No fundo dos mares ao redor das ilhas de Cabo Verde, encontram-se mais de 150 navios naufragados e cada um deles, através dos objectos e bens que transportava, conta uma história diferente.

Os vestígios deixados por cada uma destas embarcações, que naufragaram por causa de tempestades ou ataques de piratas, revelam-nos como era a vida noutros tempos, num mundo em que era natural vender-se escravos, traficar marfim e navegar pelos mares à descoberta de lugares nunca antes explorados.

Desde meados de 1460, um vaivém de navios portugueses, ingleses, franceses, holandeses e espanhóis passaram pelo arquipélago, na encruzilhada de rotas mercantis e do comércio esclavagista, convertendo a antiga colónia portuguesa num ponto de escala-referência nas travessias entre as Américas, a África, Índia e a Europa.

É a história dessa época, algures entre o século XV e XVII, logo após os Descobrimentos e no período áureo do comércio de escravos, mas também a evolução dos avanços tecnológicos do final do século XVIII e do século XIX que encontramos no Museu de Arqueologia da Praia, inaugurado em Outubro de 2008.

Embora confinado a uma pequena sala de exposição e a um armazém de reserva, o Museu é um lugar de passagem obrigatório na capital cabo-verdiana, dado o seu espólio riquíssimo.

Os objectos em exposição têm um valor monetário elevado (um Astrolábio português de 1645, por exemplo, foi leiloado há mais de dez anos na Sotheby’s por 180 mil dólares e está agora em exibição no Museu da Virgínia, nos EUA; na Praia, vai encontrar uma réplica), mas para os mergulhadores, conservadores e arqueólogos subaquáticos, e, no fundo, para os cabo-verdianos, as peças encontradas ao largo da Boa Vista, Cidade Velha, Maio, Brava ou São Francisco têm um preço inestimável e possuem um valor patrimonial universal.

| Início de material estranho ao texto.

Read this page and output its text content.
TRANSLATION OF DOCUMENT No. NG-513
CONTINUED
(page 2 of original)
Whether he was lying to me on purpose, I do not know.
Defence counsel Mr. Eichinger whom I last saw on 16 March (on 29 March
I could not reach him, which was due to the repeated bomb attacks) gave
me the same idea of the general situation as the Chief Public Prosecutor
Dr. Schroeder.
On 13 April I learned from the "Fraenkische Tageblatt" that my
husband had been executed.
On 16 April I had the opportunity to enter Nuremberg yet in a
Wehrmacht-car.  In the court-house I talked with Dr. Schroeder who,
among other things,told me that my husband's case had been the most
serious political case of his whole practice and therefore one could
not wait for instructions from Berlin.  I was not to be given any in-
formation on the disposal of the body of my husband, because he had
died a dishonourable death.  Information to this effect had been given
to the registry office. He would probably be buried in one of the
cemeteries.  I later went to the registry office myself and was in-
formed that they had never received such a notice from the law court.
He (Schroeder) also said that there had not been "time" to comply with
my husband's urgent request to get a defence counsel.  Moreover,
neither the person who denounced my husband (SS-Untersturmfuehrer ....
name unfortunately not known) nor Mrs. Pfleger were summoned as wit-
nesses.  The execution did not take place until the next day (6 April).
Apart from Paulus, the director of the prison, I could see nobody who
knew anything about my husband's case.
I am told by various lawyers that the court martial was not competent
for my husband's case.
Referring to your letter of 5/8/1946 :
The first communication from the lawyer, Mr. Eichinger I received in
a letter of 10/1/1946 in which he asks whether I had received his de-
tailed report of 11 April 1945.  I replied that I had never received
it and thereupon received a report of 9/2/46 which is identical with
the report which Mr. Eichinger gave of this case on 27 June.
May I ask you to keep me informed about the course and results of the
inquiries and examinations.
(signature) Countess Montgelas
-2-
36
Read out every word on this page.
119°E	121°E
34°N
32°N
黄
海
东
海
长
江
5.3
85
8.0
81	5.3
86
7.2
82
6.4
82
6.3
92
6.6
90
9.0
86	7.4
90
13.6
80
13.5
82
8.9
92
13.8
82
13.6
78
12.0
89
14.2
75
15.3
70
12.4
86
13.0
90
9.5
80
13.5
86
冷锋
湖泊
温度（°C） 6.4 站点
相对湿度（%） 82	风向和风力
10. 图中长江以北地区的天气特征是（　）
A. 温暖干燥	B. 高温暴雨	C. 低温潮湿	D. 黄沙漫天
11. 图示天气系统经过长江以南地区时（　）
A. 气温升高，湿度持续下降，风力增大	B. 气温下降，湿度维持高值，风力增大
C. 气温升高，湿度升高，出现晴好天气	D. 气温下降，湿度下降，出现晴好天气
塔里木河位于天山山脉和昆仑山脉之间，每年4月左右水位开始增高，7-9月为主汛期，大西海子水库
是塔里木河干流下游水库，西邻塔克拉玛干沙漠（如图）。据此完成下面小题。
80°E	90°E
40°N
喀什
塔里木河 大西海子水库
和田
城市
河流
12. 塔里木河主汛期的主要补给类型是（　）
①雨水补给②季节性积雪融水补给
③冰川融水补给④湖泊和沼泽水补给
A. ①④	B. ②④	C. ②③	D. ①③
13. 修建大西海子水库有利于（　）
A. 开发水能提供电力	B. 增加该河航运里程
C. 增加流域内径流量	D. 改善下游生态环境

Moedas de ouro (que nos contam um pouco da história   numismática de vários países), jóias pessoais, objectos de uso diário (como um belíssimo estojo de manicure e um telescópio “de mão” com um pequeno compartimento), seringas e um frasco de cânfora (desvendam a evolução da medicina) são alguns dos artefactos que se podem ver no Museu.

Situado junto ao Arquivo Histórico Nacional e agregado ao Núcleo Museológico da Praia, organismo do Instituto da Investigação e do Património Cultural, o Museu de Arqueologia reúne peças recolhidas do fundo do mar desde 1992, pelas empresas Afrimar e Arqueonautas, em parceria com o Governo cabo-verdiano.

Ao longo destes anos e, à medida que os objectos foram sendo descobertos, os conservadores trabalharam, notavelmente, na sua recuperação e um grupo de historiadores (franceses, ingleses e portugueses) foi identificando os navios e o seu contexto histórico.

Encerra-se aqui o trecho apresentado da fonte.